People Drain Me

introvert

 

“People empty me.  I have to get away to refill.”-Charles Bukowski

 

Some people might not understand why I genuinely enjoy spending time by myself.  The best way I can explain it is that introverts gain energy by being alone.  When they are required to be in public or they venture out in the real world of their own accord, they know they’ll eventually become drained.  Speaking, interacting, and basically communicating with others takes a lot of mental and emotional energy out of us.  Also, there is an overabundance of stimuli that may overwork our brains.  Yes, we are observers, but we can only take in so much for so long before we have to recharge.

Extroverts are the opposite.  They gain strength from being around people.  They ‘level up’ when someone pays attention to them.  They enjoy being in crowds, at parties, and at malls.  This is their natural habitat.

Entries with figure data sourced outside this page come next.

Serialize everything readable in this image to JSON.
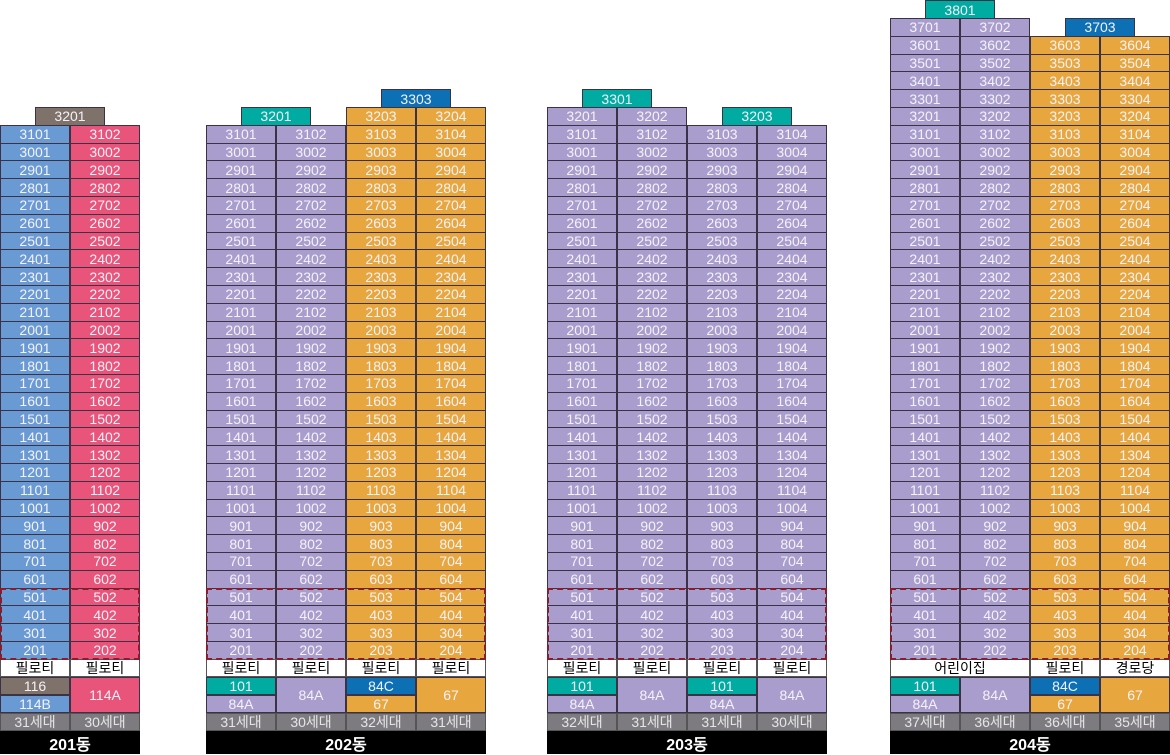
{
  "colors": {
    "blue": "#6a9ad4",
    "pink": "#e9547b",
    "purple": "#a99dcd",
    "orange": "#e8a73e",
    "teal": "#00aba2",
    "darkblue": "#0d70b5",
    "brown": "#7f726a"
  },
  "buildings": [
    {
      "name": "201동",
      "columns": [
        {
          "suffix": "01",
          "floors": [
            2,
            31
          ],
          "color": "blue",
          "pilotis": "필로티",
          "types": [
            {
              "label": "116",
              "color": "brown"
            },
            {
              "label": "114B",
              "color": "blue"
            }
          ],
          "households": "31세대"
        },
        {
          "suffix": "02",
          "floors": [
            2,
            31
          ],
          "color": "pink",
          "pilotis": "필로티",
          "types": [
            {
              "label": "114A",
              "color": "pink"
            }
          ],
          "households": "30세대"
        }
      ],
      "specials": [
        {
          "label": "3201",
          "floor": 32,
          "color": "brown",
          "above_columns": [
            0,
            1
          ]
        }
      ]
    },
    {
      "name": "202동",
      "columns": [
        {
          "suffix": "01",
          "floors": [
            2,
            31
          ],
          "color": "purple",
          "pilotis": "필로티",
          "types": [
            {
              "label": "101",
              "color": "teal"
            },
            {
              "label": "84A",
              "color": "purple"
            }
          ],
          "households": "31세대"
        },
        {
          "suffix": "02",
          "floors": [
            2,
            31
          ],
          "color": "purple",
          "pilotis": "필로티",
          "types": [
            {
              "label": "84A",
              "color": "purple"
            }
          ],
          "households": "30세대"
        },
        {
          "suffix": "03",
          "floors": [
            2,
            32
          ],
          "color": "orange",
          "pilotis": "필로티",
          "types": [
            {
              "label": "84C",
              "color": "darkblue"
            },
            {
              "label": "67",
              "color": "orange"
            }
          ],
          "households": "32세대"
        },
        {
          "suffix": "04",
          "floors": [
            2,
            32
          ],
          "color": "orange",
          "pilotis": "필로티",
          "types": [
            {
              "label": "67",
              "color": "orange"
            }
          ],
          "households": "31세대"
        }
      ],
      "specials": [
        {
          "label": "3201",
          "floor": 32,
          "color": "teal",
          "above_columns": [
            0,
            1
          ]
        },
        {
          "label": "3303",
          "floor": 33,
          "color": "darkblue",
          "above_columns": [
            2,
            3
          ]
        }
      ]
    },
    {
      "name": "203동",
      "columns": [
        {
          "suffix": "01",
          "floors": [
            2,
            32
          ],
          "color": "purple",
          "pilotis": "필로티",
          "types": [
            {
              "label": "101",
              "color": "teal"
            },
            {
              "label": "84A",
              "color": "purple"
            }
          ],
          "households": "32세대"
        },
        {
          "suffix": "02",
          "floors": [
            2,
            32
          ],
          "color": "purple",
          "pilotis": "필로티",
          "types": [
            {
              "label": "84A",
              "color": "purple"
            }
          ],
          "households": "31세대"
        },
        {
          "suffix": "03",
          "floors": [
            2,
            31
          ],
          "color": "purple",
          "pilotis": "필로티",
          "types": [
            {
              "label": "101",
              "color": "teal"
            },
            {
              "label": "84A",
              "color": "purple"
            }
          ],
          "households": "31세대"
        },
        {
          "suffix": "04",
          "floors": [
            2,
            31
          ],
          "color": "purple",
          "pilotis": "필로티",
          "types": [
            {
              "label": "84A",
              "color": "purple"
            }
          ],
          "households": "30세대"
        }
      ],
      "specials": [
        {
          "label": "3301",
          "floor": 33,
          "color": "teal",
          "above_columns": [
            0,
            1
          ]
        },
        {
          "label": "3203",
          "floor": 32,
          "color": "teal",
          "above_columns": [
            2,
            3
          ]
        }
      ]
    },
    {
      "name": "204동",
      "columns": [
        {
          "suffix": "01",
          "floors": [
            2,
            37
          ],
          "color": "purple",
          "pilotis": "어린이집",
          "pilotis_span": 2,
          "types": [
            {
              "label": "101",
              "color": "teal"
            },
            {
              "label": "84A",
              "color": "purple"
            }
          ],
          "households": "37세대"
        },
        {
          "suffix": "02",
          "floors": [
            2,
            37
          ],
          "color": "purple",
          "pilotis": null,
          "types": [
            {
              "label": "84A",
              "color": "purple"
            }
          ],
          "households": "36세대"
        },
        {
          "suffix": "03",
          "floors": [
            2,
            36
          ],
          "color": "orange",
          "pilotis": "필로티",
          "types": [
            {
              "label": "84C",
              "color": "darkblue"
            },
            {
              "label": "67",
              "color": "orange"
            }
          ],
          "households": "36세대"
        },
        {
          "suffix": "04",
          "floors": [
            2,
            36
          ],
          "color": "orange",
          "pilotis": "경로당",
          "types": [
            {
              "label": "67",
              "color": "orange"
            }
          ],
          "households": "35세대"
        }
      ],
      "specials": [
        {
          "label": "3801",
          "floor": 38,
          "color": "teal",
          "above_columns": [
            0,
            1
          ]
        },
        {
          "label": "3703",
          "floor": 37,
          "color": "darkblue",
          "above_columns": [
            2,
            3
          ]
        }
      ]
    }
  ]
}
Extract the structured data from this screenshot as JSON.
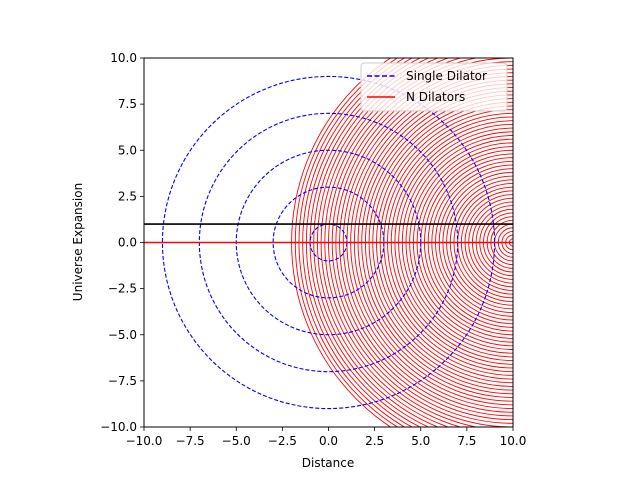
{
  "chart_data": {
    "type": "line",
    "title": "",
    "xlabel": "Distance",
    "ylabel": "Universe Expansion",
    "xlim": [
      -10,
      10
    ],
    "ylim": [
      -10,
      10
    ],
    "x_ticks": [
      -10,
      -7.5,
      -5,
      -2.5,
      0,
      2.5,
      5,
      7.5,
      10
    ],
    "y_ticks": [
      -10,
      -7.5,
      -5,
      -2.5,
      0,
      2.5,
      5,
      7.5,
      10
    ],
    "x_tick_labels": [
      "−10.0",
      "−7.5",
      "−5.0",
      "−2.5",
      "0.0",
      "2.5",
      "5.0",
      "7.5",
      "10.0"
    ],
    "y_tick_labels": [
      "−10.0",
      "−7.5",
      "−5.0",
      "−2.5",
      "0.0",
      "2.5",
      "5.0",
      "7.5",
      "10.0"
    ],
    "grid": false,
    "legend_position": "top-right",
    "legend": [
      {
        "label": "Single Dilator",
        "color": "#0000ff",
        "style": "dashed"
      },
      {
        "label": "N Dilators",
        "color": "#ff0000",
        "style": "solid"
      }
    ],
    "series": [
      {
        "name": "Single Dilator",
        "color": "#0000ff",
        "style": "dashed",
        "shape": "concentric circles",
        "center": [
          0,
          0
        ],
        "radii": [
          1,
          3,
          5,
          7,
          9
        ]
      },
      {
        "name": "N Dilators",
        "color": "#ff0000",
        "style": "solid",
        "shape": "concentric circles",
        "center": [
          10,
          0
        ],
        "radii_start": 0.2,
        "radii_end": 12,
        "radii_step": 0.2
      }
    ],
    "reference_lines": [
      {
        "orientation": "horizontal",
        "y": 1,
        "color": "#000000"
      },
      {
        "orientation": "horizontal",
        "y": 0,
        "color": "#ff0000"
      }
    ]
  }
}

Introverts, in turn, enjoy being at home or in quiet spaces, such as libraries, book stores, or small coffee shops.

In a room full of people, there is a constant tug of war.  The extroverts are competing for everyone’s attention as if they are doing a tap dance routine on a stage.  The introverts are the audience, silently observing everything around them and maybe taking notes in their journal.  Some extroverts may not understand why the introverts sit down and won’t join in ‘dancing’ with them.  They might look at them strangely and eventually ostracize them because they think they are weird or different.  What they must realize is that there is no audience without introverts.  There is no one to listen to them and give them a few words of well thought out advice.  Both kinds of people must exist in order for meaningful conversation to take place.

But what happens when one extrovert begins conversing with a single introvert?  Then the real battle begins:  the battle of energy.  The extrovert will approach another person with a story, expecting the introvert to respond with his or her own.  The introvert might say a few words in response, but will leave the other person dissatisfied.  Extroverts need energy from other people to fill their ‘tanks’ up.  When the flow of words doesn’t come in their direction, they might resort to asking random, personal questions.  This is usually terrifying to the introvert.  They want to have plenty of time to ponder their answers, but are not given it.  With every question asked, some energy is stolen from his or her tank and is deposited into the extrovert’s.

Does this mean that we hate people?  No.  Does this mean that we’re wary of who we let into our personal bubble?  Yes.  We enjoy spending time with a few close friends that we can trust not to completely deplete our energy supply.  When meeting a new person, we may seem stand-offish, but don’t take offense.  We may not open up to you immediately, but if and when we do, it will be special and beautiful.  We are deep thinkers of few words, but when we do speak, listen closely.  We speak softly, but our words are full of wisdom.

 

This is funny but true:  ‘How to Care For An Introvert’

5 thoughts on “People Drain Me”

  1. Lately I’ve been trying to figure out if I’m an introvert or an extrovert. I feel like I have a bit of both in me but I do need to be alone to recharge. I once heard the expression “social hangover” and I thought it was a very good way to describe how I feel when I’ve been around people too long.

    1. We probably all have a little of both in us, but we just lean closer to one or the other. “Social hangover.” I love it! That’s exactly how I feel after I’ve been hanging out or working with people for awhile.

  2. This was fantastic. Could resonate with so much of this post as a fellow introverted writer with an affinity for coffee shops. I’ve learned some interesting things about extroverts and introverts alike in recent years.

    Extroverts used to freak me out with their seemingly perpetual bubbliness, but I’ve learned that extroverts need “down time” as well. It may not be nearly as often as introverts need it, but everybody needs that moment to get by themselves in some capacity.

    Extroverts are growing on me. I’m realizing they have needs and struggles and limitations just like introverts do. It’s such a fascinating personality divide. I totally want to dive deeper into this. You’ve given me much to think about!

    1. Yes, I believe everyone needs down time by their self. I guess introverts just need it for longer periods of time than extroverts do. We’re all just humans that struggle with different things. I think it’s interesting to divide everyone into the two groups, but I think we all probably have a little bit of both in us. I actually wanted to write more, but I stopped myself for the sake of a readable post. I’m so glad you enjoyed this and it left you thinking!

  3. I have figured out that There is nothing wrong with being the way I am. All my life I’ve been teased for being a loner, overly sensitive and lazy. Sleep has always been something I love even as a baby my mother said I would sleep as long as she would let me I had to be woke up so she could feed me. I tire out quickly and have recently discovered there’s a name, relationship empathic, when you take on others energies so strongly you start to feel as of you are experiencing what they are. HSP is also something I deal with, Highly Sensitive Person, all these things plus having anxiety issues from going through many traumatic experiences through every stage of my life, make day to day life very difficult.